Прилетел со съёмочной группой во главе с Семёном Пеговым, поэтом, журналистом, с которым они ездили по его местам боевым, в частности, в Сербию, и с ними был ещё один «бурят», знаменитый рэпер Хаски – в кавычках, потому что он нисколько не бурят, просто из Улан-Удэ родом. Я до этого не был с ним знаком, подарил свою книжку, а он потом в Москве мне звонит и говорит, что книжку у него увели, нельзя ли другую.
Дочка узнала про звонок и напросилась со мной пойти, он у неё любимый рэпер, оказывается – в общем, пришлось её взять с собой. Посидели в кафе, пообщались, он об этом где-то у себя написал, что вот, мол, с Амарсаной сидели и ели бузы. А мои студенты прибежали и говорят: «Вы что, Хаски знаете?» – я говорю: «Да. А что?» Оказывается, все читают и обожают этого Хаски, так что я в их глазах сразу подрос…

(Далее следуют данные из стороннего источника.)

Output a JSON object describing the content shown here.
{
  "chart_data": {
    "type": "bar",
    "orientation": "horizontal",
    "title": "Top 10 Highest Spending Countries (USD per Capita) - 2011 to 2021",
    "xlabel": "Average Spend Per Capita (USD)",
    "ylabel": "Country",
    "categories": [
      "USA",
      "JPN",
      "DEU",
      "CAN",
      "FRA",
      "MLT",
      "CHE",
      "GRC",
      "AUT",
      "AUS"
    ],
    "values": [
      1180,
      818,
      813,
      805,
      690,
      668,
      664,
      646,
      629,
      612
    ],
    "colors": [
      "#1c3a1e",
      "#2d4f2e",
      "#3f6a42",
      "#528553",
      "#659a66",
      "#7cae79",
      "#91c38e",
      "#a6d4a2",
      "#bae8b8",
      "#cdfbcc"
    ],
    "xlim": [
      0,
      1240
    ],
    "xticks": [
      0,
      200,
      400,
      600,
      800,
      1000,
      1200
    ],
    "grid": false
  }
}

Так вот, про Лимонова… У меня в Бурятии друг, Сергей Бальжанов, бывший главный режиссёр Бурятского драмтеатра, он пригласил нас всех к себе на дачу, и мы там пировали. И вот Сергей начинает очередной тост: «С нами за столом наш талантливый бурятский поэт Амарсана Улзытуев..». А Лимонов его перебивает: «Нет, наш великий русский поэт Амарсана Улзытуев!». Там были Пегов, Хаски, свидетелей очень много... Я, конечно, был ошарашен, потому что он же вообще-то не хохмач никакой, а человек очень серьёзный.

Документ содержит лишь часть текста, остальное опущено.